One of the more surprising economic facts is that the United States still run a investment income surplus. That is, Americans receive more in interest, dividends and profits from abroad than non-Americans receive from America. After having run hugh current account deficits for more than two decades now and having therefore obtained a multitrillion dollar net foreign liability one would have expected America to run a large deficit in investment income.
Since non-Americans have so much more assets in America than America have abroad then clearly America "should" run a large investment income deficit.
Equally surprising is that the investment income surplus have barely fallen in recent decades. While relative to GDP, the investment income surplus have fallen from the more than 1% of GDP it was at in the early 1980s when the U.S. started regularly running large current account deficits, it was in 2003 in nominal terms actually twice the 1980 level. And while the surplus fell somewhat in 2004 and continued to fall during the first falf of 2005 it eas even during the second quarter of 2005 at a higher level in nominal terms than in 1980 or 1998.
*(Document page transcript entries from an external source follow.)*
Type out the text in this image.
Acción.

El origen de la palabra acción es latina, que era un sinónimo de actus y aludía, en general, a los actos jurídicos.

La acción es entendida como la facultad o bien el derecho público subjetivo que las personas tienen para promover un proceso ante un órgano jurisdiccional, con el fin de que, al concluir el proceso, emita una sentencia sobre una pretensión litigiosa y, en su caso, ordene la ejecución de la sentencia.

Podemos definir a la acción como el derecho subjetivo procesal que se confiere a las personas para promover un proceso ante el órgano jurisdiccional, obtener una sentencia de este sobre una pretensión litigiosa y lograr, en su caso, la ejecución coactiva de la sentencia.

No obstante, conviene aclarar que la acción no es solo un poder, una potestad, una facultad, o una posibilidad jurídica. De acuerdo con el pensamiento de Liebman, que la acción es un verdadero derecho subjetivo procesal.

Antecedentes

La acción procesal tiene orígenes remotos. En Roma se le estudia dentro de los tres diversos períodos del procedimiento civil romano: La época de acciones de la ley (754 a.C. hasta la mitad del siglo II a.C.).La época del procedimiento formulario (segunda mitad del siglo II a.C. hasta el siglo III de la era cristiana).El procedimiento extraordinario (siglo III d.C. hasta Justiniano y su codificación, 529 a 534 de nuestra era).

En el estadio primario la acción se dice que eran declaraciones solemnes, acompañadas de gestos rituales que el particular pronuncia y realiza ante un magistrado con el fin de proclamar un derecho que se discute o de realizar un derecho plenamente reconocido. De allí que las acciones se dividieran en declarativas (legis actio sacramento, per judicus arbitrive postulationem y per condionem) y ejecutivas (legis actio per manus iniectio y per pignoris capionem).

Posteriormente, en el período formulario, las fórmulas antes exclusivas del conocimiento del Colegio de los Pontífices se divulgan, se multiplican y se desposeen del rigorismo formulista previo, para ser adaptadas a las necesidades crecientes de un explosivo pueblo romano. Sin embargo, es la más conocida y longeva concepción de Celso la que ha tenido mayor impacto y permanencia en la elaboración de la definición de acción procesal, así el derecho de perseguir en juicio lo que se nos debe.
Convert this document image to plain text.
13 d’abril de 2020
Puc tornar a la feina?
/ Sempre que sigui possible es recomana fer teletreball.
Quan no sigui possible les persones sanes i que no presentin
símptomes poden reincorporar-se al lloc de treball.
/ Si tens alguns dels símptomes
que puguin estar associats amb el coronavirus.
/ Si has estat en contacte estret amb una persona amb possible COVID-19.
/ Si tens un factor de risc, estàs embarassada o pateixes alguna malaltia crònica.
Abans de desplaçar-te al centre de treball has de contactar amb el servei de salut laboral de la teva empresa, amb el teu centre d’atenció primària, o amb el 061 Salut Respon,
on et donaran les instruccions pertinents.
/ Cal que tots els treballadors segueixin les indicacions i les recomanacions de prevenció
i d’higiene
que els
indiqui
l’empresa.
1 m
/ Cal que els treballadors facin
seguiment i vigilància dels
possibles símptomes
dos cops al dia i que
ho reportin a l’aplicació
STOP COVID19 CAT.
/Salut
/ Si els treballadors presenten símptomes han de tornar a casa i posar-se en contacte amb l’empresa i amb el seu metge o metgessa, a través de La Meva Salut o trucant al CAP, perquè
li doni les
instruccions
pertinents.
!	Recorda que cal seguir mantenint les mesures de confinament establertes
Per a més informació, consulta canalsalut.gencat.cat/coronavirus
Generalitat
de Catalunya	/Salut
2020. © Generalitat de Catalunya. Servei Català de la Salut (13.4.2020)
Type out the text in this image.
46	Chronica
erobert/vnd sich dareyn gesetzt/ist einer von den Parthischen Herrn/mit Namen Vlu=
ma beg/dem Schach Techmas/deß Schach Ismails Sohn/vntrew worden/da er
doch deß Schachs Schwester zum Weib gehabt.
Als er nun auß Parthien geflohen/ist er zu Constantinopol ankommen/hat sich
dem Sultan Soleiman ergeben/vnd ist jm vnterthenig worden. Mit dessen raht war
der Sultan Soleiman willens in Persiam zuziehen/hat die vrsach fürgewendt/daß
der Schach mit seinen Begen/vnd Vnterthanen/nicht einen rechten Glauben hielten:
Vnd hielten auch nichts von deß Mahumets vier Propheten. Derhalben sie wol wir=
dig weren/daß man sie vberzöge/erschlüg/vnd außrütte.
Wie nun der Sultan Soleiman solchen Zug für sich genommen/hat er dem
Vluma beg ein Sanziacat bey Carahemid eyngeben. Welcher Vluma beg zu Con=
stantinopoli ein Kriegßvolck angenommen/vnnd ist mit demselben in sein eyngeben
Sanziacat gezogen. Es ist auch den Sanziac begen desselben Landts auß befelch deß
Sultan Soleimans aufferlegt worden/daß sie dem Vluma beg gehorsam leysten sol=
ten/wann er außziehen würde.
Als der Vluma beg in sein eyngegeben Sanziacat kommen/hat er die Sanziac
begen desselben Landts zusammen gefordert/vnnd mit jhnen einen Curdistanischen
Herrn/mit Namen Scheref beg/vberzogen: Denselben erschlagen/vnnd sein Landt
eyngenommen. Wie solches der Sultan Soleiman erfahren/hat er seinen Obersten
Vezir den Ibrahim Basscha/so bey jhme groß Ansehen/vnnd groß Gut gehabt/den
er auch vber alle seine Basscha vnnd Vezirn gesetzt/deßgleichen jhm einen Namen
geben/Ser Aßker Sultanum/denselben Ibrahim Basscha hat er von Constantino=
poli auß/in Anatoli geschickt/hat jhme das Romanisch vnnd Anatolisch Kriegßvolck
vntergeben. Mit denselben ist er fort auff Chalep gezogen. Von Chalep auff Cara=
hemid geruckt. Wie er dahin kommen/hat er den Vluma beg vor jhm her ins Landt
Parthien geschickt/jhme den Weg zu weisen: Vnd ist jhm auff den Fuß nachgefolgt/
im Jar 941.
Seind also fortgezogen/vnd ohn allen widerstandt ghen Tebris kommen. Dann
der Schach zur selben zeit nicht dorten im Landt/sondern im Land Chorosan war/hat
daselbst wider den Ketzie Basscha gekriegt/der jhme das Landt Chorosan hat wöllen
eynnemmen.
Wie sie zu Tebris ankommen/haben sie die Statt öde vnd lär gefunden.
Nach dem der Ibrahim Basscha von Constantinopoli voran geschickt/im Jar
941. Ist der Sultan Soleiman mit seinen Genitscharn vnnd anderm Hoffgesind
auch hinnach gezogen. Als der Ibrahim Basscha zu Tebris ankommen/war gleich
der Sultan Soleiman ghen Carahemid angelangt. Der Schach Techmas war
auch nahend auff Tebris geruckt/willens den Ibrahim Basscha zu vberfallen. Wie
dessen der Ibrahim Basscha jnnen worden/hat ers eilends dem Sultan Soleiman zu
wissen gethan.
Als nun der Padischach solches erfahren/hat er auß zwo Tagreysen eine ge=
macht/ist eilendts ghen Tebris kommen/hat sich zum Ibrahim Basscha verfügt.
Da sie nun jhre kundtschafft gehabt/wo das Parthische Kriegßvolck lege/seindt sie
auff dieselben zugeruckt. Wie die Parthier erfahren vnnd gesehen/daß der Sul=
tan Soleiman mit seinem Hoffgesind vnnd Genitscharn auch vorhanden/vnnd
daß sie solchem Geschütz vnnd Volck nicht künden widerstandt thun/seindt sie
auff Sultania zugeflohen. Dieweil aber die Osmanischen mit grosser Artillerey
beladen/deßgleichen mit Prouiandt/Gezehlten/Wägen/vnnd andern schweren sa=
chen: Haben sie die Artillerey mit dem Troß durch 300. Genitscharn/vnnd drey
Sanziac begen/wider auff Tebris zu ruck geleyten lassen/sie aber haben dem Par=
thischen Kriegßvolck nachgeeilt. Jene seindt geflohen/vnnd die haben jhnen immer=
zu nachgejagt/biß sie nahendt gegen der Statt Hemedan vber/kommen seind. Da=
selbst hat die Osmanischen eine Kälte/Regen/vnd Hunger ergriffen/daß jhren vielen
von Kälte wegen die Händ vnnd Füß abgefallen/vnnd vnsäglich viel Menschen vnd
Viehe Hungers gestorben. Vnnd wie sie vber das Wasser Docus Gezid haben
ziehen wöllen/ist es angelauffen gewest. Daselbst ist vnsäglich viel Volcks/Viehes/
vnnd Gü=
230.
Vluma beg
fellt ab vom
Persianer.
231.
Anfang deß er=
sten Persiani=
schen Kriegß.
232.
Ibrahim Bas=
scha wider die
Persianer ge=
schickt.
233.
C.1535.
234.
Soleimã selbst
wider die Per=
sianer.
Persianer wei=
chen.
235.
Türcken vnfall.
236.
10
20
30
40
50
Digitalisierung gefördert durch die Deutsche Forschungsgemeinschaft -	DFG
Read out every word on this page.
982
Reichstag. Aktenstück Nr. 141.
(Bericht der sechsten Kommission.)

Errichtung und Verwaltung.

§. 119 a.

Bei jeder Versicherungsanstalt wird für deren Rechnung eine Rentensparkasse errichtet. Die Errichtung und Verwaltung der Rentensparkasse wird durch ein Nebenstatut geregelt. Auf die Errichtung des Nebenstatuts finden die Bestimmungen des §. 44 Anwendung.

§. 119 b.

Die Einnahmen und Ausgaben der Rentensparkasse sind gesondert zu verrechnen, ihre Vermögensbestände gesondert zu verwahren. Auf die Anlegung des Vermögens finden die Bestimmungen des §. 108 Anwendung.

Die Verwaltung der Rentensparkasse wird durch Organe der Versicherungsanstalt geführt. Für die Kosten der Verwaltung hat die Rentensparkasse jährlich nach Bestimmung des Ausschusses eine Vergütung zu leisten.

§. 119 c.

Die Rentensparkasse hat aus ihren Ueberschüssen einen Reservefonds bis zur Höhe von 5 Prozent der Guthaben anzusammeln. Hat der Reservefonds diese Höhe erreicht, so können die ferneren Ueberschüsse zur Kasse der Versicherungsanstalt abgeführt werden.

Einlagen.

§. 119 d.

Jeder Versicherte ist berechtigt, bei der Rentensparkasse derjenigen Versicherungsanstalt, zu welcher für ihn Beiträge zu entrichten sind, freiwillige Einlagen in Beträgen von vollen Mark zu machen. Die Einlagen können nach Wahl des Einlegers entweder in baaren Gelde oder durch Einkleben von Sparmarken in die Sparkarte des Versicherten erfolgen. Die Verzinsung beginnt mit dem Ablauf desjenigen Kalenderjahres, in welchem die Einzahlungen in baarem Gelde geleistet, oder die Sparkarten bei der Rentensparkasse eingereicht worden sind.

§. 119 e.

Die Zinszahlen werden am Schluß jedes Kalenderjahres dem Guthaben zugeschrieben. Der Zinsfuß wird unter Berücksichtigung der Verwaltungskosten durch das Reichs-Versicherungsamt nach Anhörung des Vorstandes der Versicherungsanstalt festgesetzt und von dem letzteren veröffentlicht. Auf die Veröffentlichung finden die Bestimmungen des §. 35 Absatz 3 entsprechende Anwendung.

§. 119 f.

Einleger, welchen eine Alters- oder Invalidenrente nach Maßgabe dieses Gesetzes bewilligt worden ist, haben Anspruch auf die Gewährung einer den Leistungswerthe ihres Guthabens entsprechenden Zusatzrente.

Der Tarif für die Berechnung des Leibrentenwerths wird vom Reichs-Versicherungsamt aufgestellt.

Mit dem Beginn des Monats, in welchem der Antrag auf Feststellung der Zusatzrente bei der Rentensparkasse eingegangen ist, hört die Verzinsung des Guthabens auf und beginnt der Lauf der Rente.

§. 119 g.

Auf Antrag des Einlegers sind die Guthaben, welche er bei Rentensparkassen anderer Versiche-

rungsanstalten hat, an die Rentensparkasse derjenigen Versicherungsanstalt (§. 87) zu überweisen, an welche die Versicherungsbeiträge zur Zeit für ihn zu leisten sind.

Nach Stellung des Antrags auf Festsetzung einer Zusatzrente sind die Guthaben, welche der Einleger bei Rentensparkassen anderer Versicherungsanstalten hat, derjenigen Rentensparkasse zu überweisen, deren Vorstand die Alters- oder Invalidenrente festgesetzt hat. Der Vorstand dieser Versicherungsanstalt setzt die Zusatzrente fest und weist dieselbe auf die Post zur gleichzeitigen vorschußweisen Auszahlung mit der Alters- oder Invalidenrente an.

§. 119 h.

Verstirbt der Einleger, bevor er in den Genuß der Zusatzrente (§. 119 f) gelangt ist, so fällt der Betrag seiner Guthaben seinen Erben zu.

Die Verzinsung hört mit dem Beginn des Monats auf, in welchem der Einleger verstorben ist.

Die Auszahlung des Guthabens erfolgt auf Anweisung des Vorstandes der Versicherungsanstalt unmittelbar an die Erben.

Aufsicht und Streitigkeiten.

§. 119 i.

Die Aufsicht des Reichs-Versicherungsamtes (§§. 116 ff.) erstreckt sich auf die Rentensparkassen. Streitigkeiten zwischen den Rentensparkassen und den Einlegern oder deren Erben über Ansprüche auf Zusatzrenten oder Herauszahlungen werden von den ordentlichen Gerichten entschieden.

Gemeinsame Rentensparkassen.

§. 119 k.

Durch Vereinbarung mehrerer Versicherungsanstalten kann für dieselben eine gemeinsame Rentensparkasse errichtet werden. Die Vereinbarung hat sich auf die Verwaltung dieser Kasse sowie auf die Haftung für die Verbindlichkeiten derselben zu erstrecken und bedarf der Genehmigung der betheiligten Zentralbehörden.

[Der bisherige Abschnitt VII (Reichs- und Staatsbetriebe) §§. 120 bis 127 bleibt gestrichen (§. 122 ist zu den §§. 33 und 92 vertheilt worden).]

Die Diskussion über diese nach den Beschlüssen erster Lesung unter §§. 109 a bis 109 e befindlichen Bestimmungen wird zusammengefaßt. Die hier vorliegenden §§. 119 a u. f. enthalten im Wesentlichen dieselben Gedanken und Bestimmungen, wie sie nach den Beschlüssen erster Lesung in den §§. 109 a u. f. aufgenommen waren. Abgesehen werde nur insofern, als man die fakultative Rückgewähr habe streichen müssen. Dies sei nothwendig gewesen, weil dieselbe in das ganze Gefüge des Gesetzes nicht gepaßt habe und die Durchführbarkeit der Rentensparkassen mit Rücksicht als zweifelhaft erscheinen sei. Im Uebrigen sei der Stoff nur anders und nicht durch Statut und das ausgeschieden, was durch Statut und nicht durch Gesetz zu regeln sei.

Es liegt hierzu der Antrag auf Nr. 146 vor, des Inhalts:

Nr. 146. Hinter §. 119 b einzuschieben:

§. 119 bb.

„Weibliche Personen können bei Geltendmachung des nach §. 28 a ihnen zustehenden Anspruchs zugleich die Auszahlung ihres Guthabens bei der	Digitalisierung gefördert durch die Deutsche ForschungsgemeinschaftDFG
How can this seeming mystery be explained? The explanation is that Americans invest much smarter. At year-end 2004
, American assets abroad were $10 trillion versus foreign assets in the U.S. of $12.5 trillion. Yet as the average yield on for American investors were 4.2% versus 2.9% for foreign investments in the U.S., Americans received $415 billion in investment income from abroad versus the mere $362 billion for foreign investors in the U.S.
In what way are Americans smarter investors, then? Well, by to a much higher extent investing in stocks and direct investments than the non-Americans who invest in the U.S. Of the $10 trillion of U.S. foreign assets some 58% are either direct investments or stocks. By contrast, of the $12.5 trillion in assets that non-Americans have in the U.S. , only 37% are direct investments or stocks . The result is that with regards to ownership of business, America have more assets abroad than foreigners have in the U.S., $5.8 trillion versus $4.6 trillion.
And as a rule, ownership of business yield a lot more than bonds and other interest yielding holdings. Bonds are simply a much worse investment than equities. The total implicit yield (including retained earnings) in equities tends to be something like 7% at today's P/E ratios, much higher than bond yields. And direct investments often produce even higher yields than equities.
Indeed, the irrational foreign apetite for fixed income securities is so great that not only does this cover the U.S. current account deficit, it also enables Americans to "recycle" money they get by issuing bonds for foreigners and invest them in businesses in the home countries of the foreigners, creating large gains for Americans who pay 4% in interest yet receives 7% or more in yields from business ownership.
Why are foreigners allowing themselves to get screwed this way through their irrational preference for bonds? To some extent it might just be a case of greater timidity and risk-aversion.
Another explanation may be fear of provocing a protectionist backlash in the U.S. Americans don't mind if foreigners subsidize their consumption by buying low-yielding bonds, but they get upset if foreigners buy American companies. Case in point were the hysterical reactions to the Japanese purchases of Columbia Pictures and Rockefeller Center around 1990 and the anger over the bid for U.S. oil company Unocal from Chinese oil company CNOOC. As the Asians reckon that export income is more important for their economy than higher investment returns, they abstain from buying American companies.
Similarly, Asian central banks have been pouring in money into U.S. government bonds to keep their currencies cheap. Of the $2.5 trillion in U.S. foreign net liabaility, $2 trillion represents foreign central bank holdings of U.S. government bonds and other interest yielding assets (By contrast, U.S. government assets abroad were "only" $190 billion).
As long as Asians continue to fear stronger currencies or outright protectionist measures, they will continue to squander some of the money they make from exports to America and allow Americans to make arbitrage profits by "recycling" the money into higher yielding foreign investments.
In the short term, the U.S. investment income surplus should fall now after actually having risen between 1998 and 2003. Both as a result of continued U.S. current account deficits and as aresult of higher U.S. interest rates. The longer-term outlook is more uncertain. The large current account deficit "should" mean that the surplus should soon be turned into a deficit. Remember, with a mere 4% interest rate on the annual current account deficit of $800 billion, this means that the 2004 surplus of $53 billion "should" be eradicated by 2006. But this might take a lot longer if Americans on a aggregate level continue their smart strategy of "recycling" the money that foreigners put into low-yielding U.S. bonds.